Two More Ridgefield Houses Designated 'Historic'

37 Catoonah Street and 75 Olmstead Lane were recently included in the town's historic district to the west of Main Street.

Two more houses in Ridgefield have been designated historic.

The houses located at 37 Catoonah Street and 75 Olmstead Lane were recently included in the town's historic district to the west of Main Street.

During a recent Board of Selectmen meeting First Selectman Rudy Marconi explained that Ridgefield has two historic districts in the downtown: One to the east of Main Street the other to the west. He said the two houses fell just outside of the historic district.

Marconi said the Historic Properties Commission, which designates specific houses as historic, was created in 2000, and is served by the same people who sit on the Historic District Commission, which focuses on historic districts.
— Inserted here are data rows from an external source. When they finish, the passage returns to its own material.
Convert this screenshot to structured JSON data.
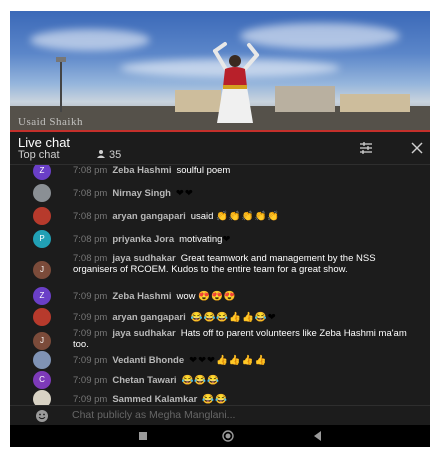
{
  "video": {
    "watermark": "Usaid Shaikh"
  },
  "chat_header": {
    "title": "Live chat",
    "mode_label": "Top chat",
    "viewer_count": "35"
  },
  "messages": [
    {
      "time": "7:08 pm",
      "author": "Zeba Hashmi",
      "text": "soulful poem",
      "emoji": "",
      "avatar_letter": "Z",
      "avatar_color": "#6a3fc7"
    },
    {
      "time": "7:08 pm",
      "author": "Nirnay Singh",
      "text": "",
      "emoji": "❤❤",
      "avatar_letter": "",
      "avatar_color": "#8a8f94"
    },
    {
      "time": "7:08 pm",
      "author": "aryan gangapari",
      "text": "usaid",
      "emoji": "👏👏👏👏👏",
      "avatar_letter": "",
      "avatar_color": "#b73a2c"
    },
    {
      "time": "7:08 pm",
      "author": "priyanka Jora",
      "text": "motivating",
      "emoji": "❤",
      "avatar_letter": "P",
      "avatar_color": "#21a0b5"
    },
    {
      "time": "7:08 pm",
      "author": "jaya sudhakar",
      "text": "Great teamwork and management by the NSS organisers of RCOEM. Kudos to the entire team for a great show.",
      "emoji": "",
      "avatar_letter": "J",
      "avatar_color": "#7b4b3a"
    },
    {
      "time": "7:09 pm",
      "author": "Zeba Hashmi",
      "text": "wow",
      "emoji": "😍😍😍",
      "avatar_letter": "Z",
      "avatar_color": "#6a3fc7"
    },
    {
      "time": "7:09 pm",
      "author": "aryan gangapari",
      "text": "",
      "emoji": "😂😂😂👍👍😂❤",
      "avatar_letter": "",
      "avatar_color": "#b73a2c"
    },
    {
      "time": "7:09 pm",
      "author": "jaya sudhakar",
      "text": "Hats off to parent volunteers like Zeba Hashmi ma'am too.",
      "emoji": "",
      "avatar_letter": "J",
      "avatar_color": "#7b4b3a"
    },
    {
      "time": "7:09 pm",
      "author": "Vedanti Bhonde",
      "text": "",
      "emoji": "❤❤❤👍👍👍👍",
      "avatar_letter": "",
      "avatar_color": "#7f93b5"
    },
    {
      "time": "7:09 pm",
      "author": "Chetan Tawari",
      "text": "",
      "emoji": "😂😂😂",
      "avatar_letter": "C",
      "avatar_color": "#7d3ab8"
    },
    {
      "time": "7:09 pm",
      "author": "Sammed Kalamkar",
      "text": "",
      "emoji": "😂😂",
      "avatar_letter": "",
      "avatar_color": "#d8d2c4"
    }
  ],
  "chat_input": {
    "placeholder": "Chat publicly as Megha Manglani..."
  },
  "colors": {
    "background": "#1c1c1c",
    "accent_red": "#c4302b",
    "timestamp": "#777777",
    "author": "#b8b8b8"
  },
  "icons": {
    "viewers": "person-icon",
    "filter": "filter-icon",
    "close": "close-icon",
    "emoji": "smiley-icon",
    "nav_recents": "recents-icon",
    "nav_home": "home-icon",
    "nav_back": "back-icon"
  }
}
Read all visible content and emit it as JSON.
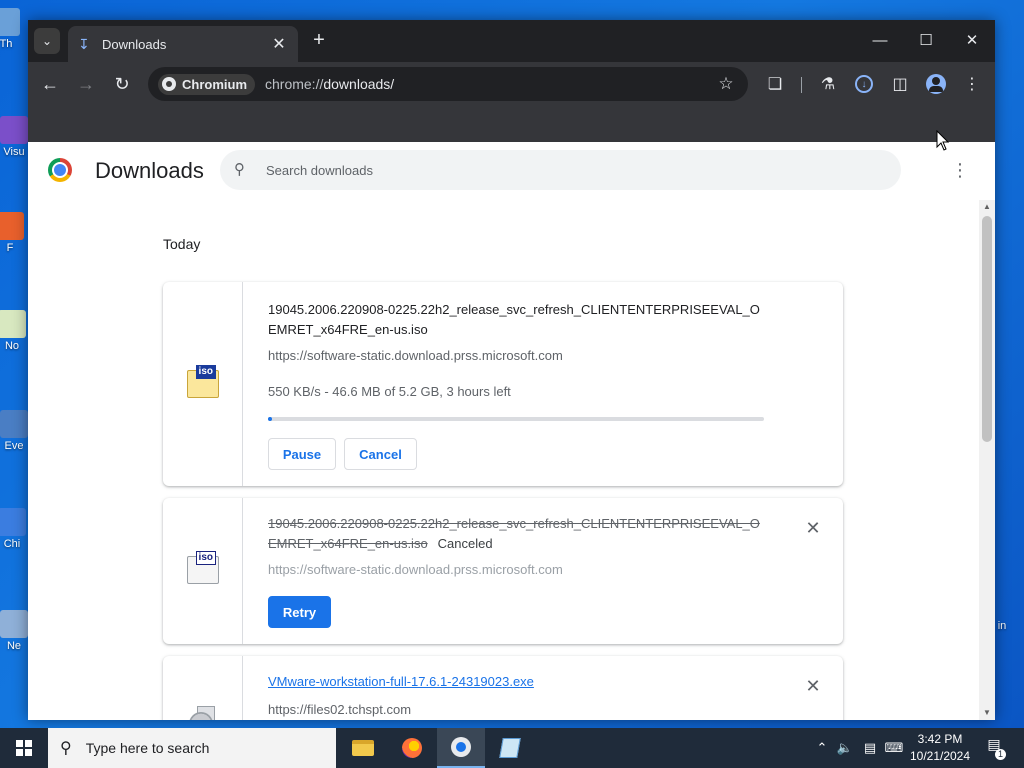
{
  "desktop": {
    "icons": [
      {
        "label": "Th"
      },
      {
        "label": "Visu"
      },
      {
        "label": "F"
      },
      {
        "label": "No"
      },
      {
        "label": "Eve"
      },
      {
        "label": "Chi"
      },
      {
        "label": "Ne"
      },
      {
        "label": "in"
      }
    ]
  },
  "browser": {
    "tab": {
      "title": "Downloads"
    },
    "omnibox": {
      "chip_label": "Chromium",
      "url_scheme": "chrome://",
      "url_path": "downloads/"
    }
  },
  "page": {
    "title": "Downloads",
    "search_placeholder": "Search downloads",
    "date_heading": "Today",
    "items": [
      {
        "file_name": "19045.2006.220908-0225.22h2_release_svc_refresh_CLIENTENTERPRISEEVAL_OEMRET_x64FRE_en-us.iso",
        "url": "https://software-static.download.prss.microsoft.com",
        "progress_text": "550 KB/s - 46.6 MB of 5.2 GB, 3 hours left",
        "progress_fraction": 0.009,
        "pause_label": "Pause",
        "cancel_label": "Cancel",
        "icon_tag": "iso"
      },
      {
        "file_name": "19045.2006.220908-0225.22h2_release_svc_refresh_CLIENTENTERPRISEEVAL_OEMRET_x64FRE_en-us.iso",
        "status": "Canceled",
        "url": "https://software-static.download.prss.microsoft.com",
        "retry_label": "Retry",
        "icon_tag": "iso"
      },
      {
        "file_name": "VMware-workstation-full-17.6.1-24319023.exe",
        "url": "https://files02.tchspt.com"
      }
    ]
  },
  "taskbar": {
    "search_text": "Type here to search",
    "time": "3:42 PM",
    "date": "10/21/2024",
    "notification_count": "1"
  },
  "colors": {
    "accent": "#1a73e8",
    "titlebar": "#202124",
    "toolbar": "#35363a"
  }
}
Thomas Soukup June 18, 2012 at 12:26 PM
The Historic District Commission (HDC) is governed by Connecticut State Statutes (Sections 7-147a – 147k) as well as local ordinances and has the responsibility of preserving the historic character of the homes and properties of Ridgefield’s two historic districts and one historic property.The Historic District Commission does not have jurisdiction over the use of a building or property, paint colors, interiors, landscaping, or features that cannot be viewed from a public street, way or place. It would seem ,however, that those areas in public view are not yours to do with as you wish.A property owner who wishes to construct, repair, alter or expand a house or fixed items on a property must apply for a Certificate of Appropriateness by filling out an application. These are placed along side of the Cell Tower applications
Dalony Cutting June 18, 2012 at 01:24 PM
Being inside" the historic district" is a very mixed blessing! There is good reason to preserve the looks of the buildings listed as historic, but the rules are out of date and draconian. We had to replace many early wooden columns....and even though we could have EXACT copies made in modern materials at tenths of the cost of wooden ones, we were FORCED to spend many thousands of extra dollars on wood simply to obay the rules. The future for the hustoric buildings is sorely threatened by this short sighted rule...look at England where they have finally realized how it has led to so many churches and other historic and beautiful land mark buildings going into ruin ...no one can afford the replacement today of things hand made hundreds of years ago by craftsmen...so the buildings are allowed to decay. The rules, and the people that set them MUST get more up to date in the way they view maintaining these old buildings...today we have wonderful new materials that can exactly reproduce the look of the old...but which are far more weather resistant and will last many years longer. If the historic buildings rules are not updated, we will not be able to maintain these buildings AT ALL.
Thomas Soukup June 19, 2012 at 11:56 AM
UNDERSTAND: That was the same question I had, so I can't even speculate. The Realtors or Town Fathers may know but whatever the value,if any, its not worth Big Brother standing over me to make sure I don't paint my front door the wrong color.